Key PM Decisions
1. Scope the knowledge base.
What data sources are included? What’s excluded? Start narrow (one document collection) and expand. Every new source adds complexity and potential failure modes.
2. Define freshness requirements.
How quickly must new information be available? Real-time (minutes), near-real-time (hours), or batch (daily)? Freshness requirements drive infrastructure cost.

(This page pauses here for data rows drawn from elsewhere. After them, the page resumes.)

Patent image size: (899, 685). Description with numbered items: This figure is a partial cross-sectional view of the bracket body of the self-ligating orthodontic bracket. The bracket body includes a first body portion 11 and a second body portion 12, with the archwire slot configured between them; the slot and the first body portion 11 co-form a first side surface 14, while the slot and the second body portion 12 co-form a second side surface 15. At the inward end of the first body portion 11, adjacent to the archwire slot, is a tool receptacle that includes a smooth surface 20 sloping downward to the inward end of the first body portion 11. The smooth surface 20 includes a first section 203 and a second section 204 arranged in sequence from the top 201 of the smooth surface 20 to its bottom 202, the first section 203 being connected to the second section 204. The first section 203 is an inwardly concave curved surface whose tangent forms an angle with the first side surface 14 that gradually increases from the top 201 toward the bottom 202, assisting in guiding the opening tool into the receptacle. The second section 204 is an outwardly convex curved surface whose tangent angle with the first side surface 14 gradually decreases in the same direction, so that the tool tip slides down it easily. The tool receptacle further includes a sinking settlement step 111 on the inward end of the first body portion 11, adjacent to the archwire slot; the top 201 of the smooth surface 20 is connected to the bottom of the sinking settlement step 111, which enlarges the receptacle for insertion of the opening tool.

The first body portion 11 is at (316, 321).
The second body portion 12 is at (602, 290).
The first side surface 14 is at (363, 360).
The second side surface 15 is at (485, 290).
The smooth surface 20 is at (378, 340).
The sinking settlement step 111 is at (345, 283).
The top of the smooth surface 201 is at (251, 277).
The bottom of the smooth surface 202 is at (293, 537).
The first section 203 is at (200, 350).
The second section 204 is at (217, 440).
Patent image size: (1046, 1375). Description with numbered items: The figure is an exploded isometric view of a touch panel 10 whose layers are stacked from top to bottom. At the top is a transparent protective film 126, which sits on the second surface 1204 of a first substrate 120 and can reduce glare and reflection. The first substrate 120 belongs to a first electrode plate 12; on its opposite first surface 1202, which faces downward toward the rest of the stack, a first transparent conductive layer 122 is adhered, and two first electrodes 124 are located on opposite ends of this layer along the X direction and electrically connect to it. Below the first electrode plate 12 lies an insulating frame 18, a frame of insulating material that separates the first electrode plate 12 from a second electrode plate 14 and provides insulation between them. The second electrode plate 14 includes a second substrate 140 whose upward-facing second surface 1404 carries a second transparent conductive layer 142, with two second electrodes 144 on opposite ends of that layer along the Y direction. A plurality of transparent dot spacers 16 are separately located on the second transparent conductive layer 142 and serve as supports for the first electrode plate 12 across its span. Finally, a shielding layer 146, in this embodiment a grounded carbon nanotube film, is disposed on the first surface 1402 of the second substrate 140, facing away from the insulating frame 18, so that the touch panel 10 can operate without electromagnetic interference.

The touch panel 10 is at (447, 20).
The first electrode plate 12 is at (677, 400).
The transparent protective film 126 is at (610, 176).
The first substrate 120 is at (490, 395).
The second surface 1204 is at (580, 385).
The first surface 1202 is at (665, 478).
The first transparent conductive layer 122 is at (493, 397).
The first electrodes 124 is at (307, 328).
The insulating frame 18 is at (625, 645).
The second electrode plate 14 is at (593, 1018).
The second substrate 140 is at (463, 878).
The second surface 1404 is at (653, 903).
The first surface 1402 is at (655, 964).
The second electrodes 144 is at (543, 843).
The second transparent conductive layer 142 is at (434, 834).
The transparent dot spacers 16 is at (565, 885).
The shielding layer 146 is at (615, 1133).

3. Set the citation standard.
Must every answer cite its sources? Can the AI say “I don’t know”? How are citations displayed? Source citation is the primary trust mechanism in RAG products.
4. Define the “I don’t know” behavior.
When no relevant documents are found, the AI should say so rather than hallucinate. This requires a retrieval confidence threshold: below it, the system admits uncertainty rather than guessing.
The RAG Maturity Ladder
Level 1: Basic RAG
Vector search, fixed chunking, single data source. Good for internal tools and proofs of concept. 2–4 weeks to build.
Level 2: Production RAG
Hybrid search, re-ranking, multiple data sources, automated ingestion, source citations. Good for customer-facing products. 2–3 months to build.
Level 3: Advanced RAG
Agentic RAG (the AI decides what to search and when), multi-step retrieval, query decomposition, graph-based knowledge structures. For complex domains with interconnected information. 4–6+ months.
Level 4: Enterprise RAG
Multi-tenant access control, compliance audit trails, real-time ingestion, cross-language retrieval, feedback-driven re-indexing. For regulated industries at scale. Ongoing investment.
The bottom line: RAG is the most common architecture for enterprise AI products because it solves the knowledge problem without retraining models. But “just add RAG” is deceptively simple. The quality depends on chunking strategy, retrieval approach, source data quality, and continuous evaluation. The PM who understands the full pipeline can diagnose issues, set realistic expectations, and make informed trade-offs between cost, quality, and freshness.